Afin de pouvoir aller de l’avant avec le projet, la CPTAQ demande à ce que la Ville de Notre-Dame-de-l’Île-Perrot rouvre le processus légal pour faire en sorte que la notion d’immeuble à vocation institutionnel soit ajoutée au jugement. Cette demande est jugée comme étant inacceptable par l’administration municipale.

« À nos yeux, il s’agit d’un caprice de la part de la CPTAQ. L’intention du jugement est de permettre d’utiliser le terrain pour autre chose. Là on s’arrête au fait que le mot institutionnel n’est pas inclus dans le jugement », de dire la mairesse.

D’ailleurs, ledit jugement, dont Néomédia a eu copie, stipule que le terrain visé « n’offre plus, de par sa localisation, du sol qu’on y retrouve et des autorisations de la Commission, d’intérêt pour l’agriculture. »

« Nous poursuivons nos démarches pour faire reconnaître nos droits concernant ce terrain acquis en 2009. Ce dossier est un bel exemple du manque d’autonomie des villes face à la protection de leur territoire. La ville de NDIP est composée à près de 70 % de territoire agricole. Le conseil n’autorise aucune demande de dézonage agricole pour y construire des immeubles résidentiels, et nous encadrons de façon rigoureuse la coupe d’arbres par les promoteurs », a laissé savoir la mairesse.

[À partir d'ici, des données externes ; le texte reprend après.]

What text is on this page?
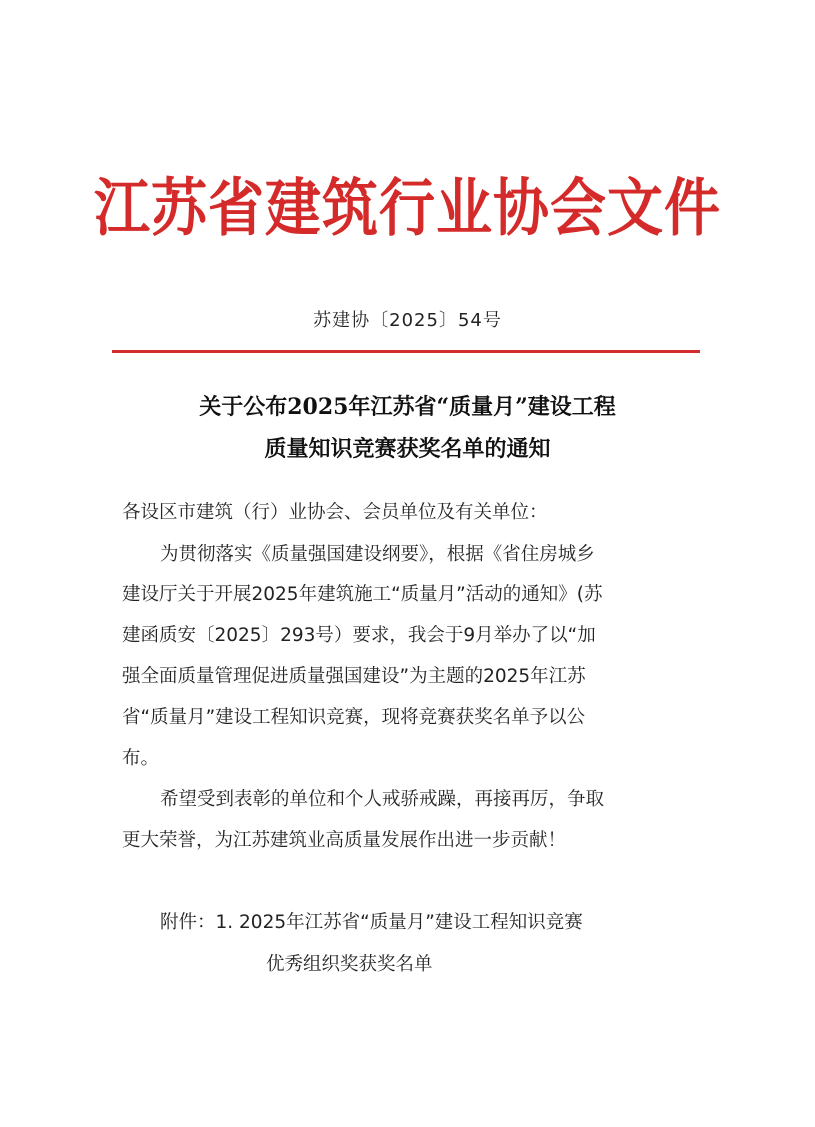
江苏省建筑行业协会文件
苏建协〔2025〕54号
关于公布2025年江苏省“质量月”建设工程
质量知识竞赛获奖名单的通知
各设区市建筑（行）业协会、会员单位及有关单位：
为贯彻落实《质量强国建设纲要》，根据《省住房城乡
建设厅关于开展2025年建筑施工“质量月”活动的通知》(苏
建函质安〔2025〕293号）要求，我会于9月举办了以“加
强全面质量管理促进质量强国建设”为主题的2025年江苏
省“质量月”建设工程知识竞赛，现将竞赛获奖名单予以公
布。
希望受到表彰的单位和个人戒骄戒躁，再接再厉，争取
更大荣誉，为江苏建筑业高质量发展作出进一步贡献！
附件：1. 2025年江苏省“质量月”建设工程知识竞赛
优秀组织奖获奖名单
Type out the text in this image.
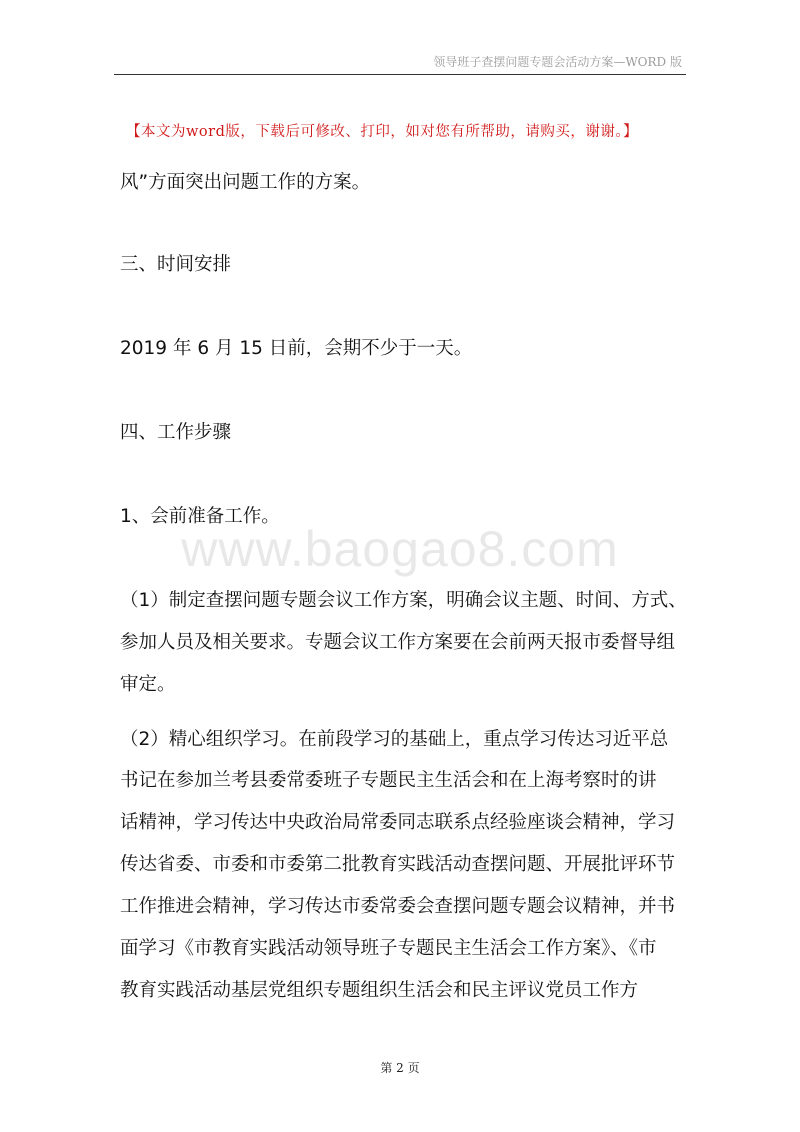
领导班子查摆问题专题会活动方案—WORD 版
【本文为word版，下载后可修改、打印，如对您有所帮助，请购买，谢谢。】
www.baogao8.com

风”方面突出问题工作的方案。

三、时间安排

2019 年 6 月 15 日前，会期不少于一天。

四、工作步骤

1、会前准备工作。

（1）制定查摆问题专题会议工作方案，明确会议主题、时间、方式、

参加人员及相关要求。专题会议工作方案要在会前两天报市委督导组

审定。

（2）精心组织学习。在前段学习的基础上，重点学习传达习近平总

书记在参加兰考县委常委班子专题民主生活会和在上海考察时的讲

话精神，学习传达中央政治局常委同志联系点经验座谈会精神，学习

传达省委、市委和市委第二批教育实践活动查摆问题、开展批评环节

工作推进会精神，学习传达市委常委会查摆问题专题会议精神，并书

面学习《市教育实践活动领导班子专题民主生活会工作方案》、《市

教育实践活动基层党组织专题组织生活会和民主评议党员工作方

第 2 页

« Quel intérêt aurions nous à construire à cet endroit, un centre d’achat ou un projet résidentiel? Aucun! Ce sera à la cour de trancher », ajoute Mme Deschênes. 

L’échéancier respecté

Danie Deschênes estime qu’à l’heure actuelle, l’échéancier élaboré par la Ville n’est pas compromis, et ce, malgré les embûches rencontrées. « L’avocat impliqué au dossier nous dit que nous disposons d’un délai raisonnable et que l’échéancier pourra être respecté. Si toutefois, pour une raison ou une autre, le projet venait à être retardé, le conseil prendra une décision. Nous réfléchissons à savoir comment nous allons gérer le tout. Une chose est certaine, si nous avons des délais nous allons trouver une façon de faire fonctionner le tout », indique la mairesse.  

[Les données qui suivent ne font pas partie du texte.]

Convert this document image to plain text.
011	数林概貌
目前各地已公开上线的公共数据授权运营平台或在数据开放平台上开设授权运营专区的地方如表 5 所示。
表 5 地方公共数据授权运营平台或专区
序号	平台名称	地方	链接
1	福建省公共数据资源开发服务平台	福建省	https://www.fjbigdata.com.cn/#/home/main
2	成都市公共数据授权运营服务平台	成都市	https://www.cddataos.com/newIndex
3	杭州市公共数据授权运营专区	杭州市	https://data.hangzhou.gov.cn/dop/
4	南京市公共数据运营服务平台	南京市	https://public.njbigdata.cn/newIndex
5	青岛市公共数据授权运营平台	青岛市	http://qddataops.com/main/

« La future caserne d’incendie protégera notre territoire, face aux sinistres liés aux incendies, mais elle hébergera également le service des premiers répondants. Ces derniers sont désormais un service essentiel, ils sont les premiers à arriver sur les lieux d’un sinistre, lors d’un appel à l’ambulance. Ils sont également les premiers sur place pour prodiguer certains soins et rassurer les citoyens. La construction d’une caserne sur notre territoire ne relève pas d’un caprice, mais d’un réel besoin de sécurité. L’enjeu est trop important : le conseil ne baissera pas les bras et maintiendra ses efforts afin que le projet se concrétise comme prévu en septembre 2021 », conclut Danie Deschênes.

Rappelons que l’entente entre les villes de L’Île-Perrot et de Notre-Dame-de-l’Île-Perrot quant à la protection du territoire en matière d’incendie prendra fin en septembre 2021 et qu’une entente de collaboration entre NDIP et Pincourt entrera alors en vigueur.

Le contrat pour services professionnels a été octroyé par le conseil, la réalisation des plans et devis est commencée et un appel d’offres pour construction devrait être lancé dès le début de l’année 2021.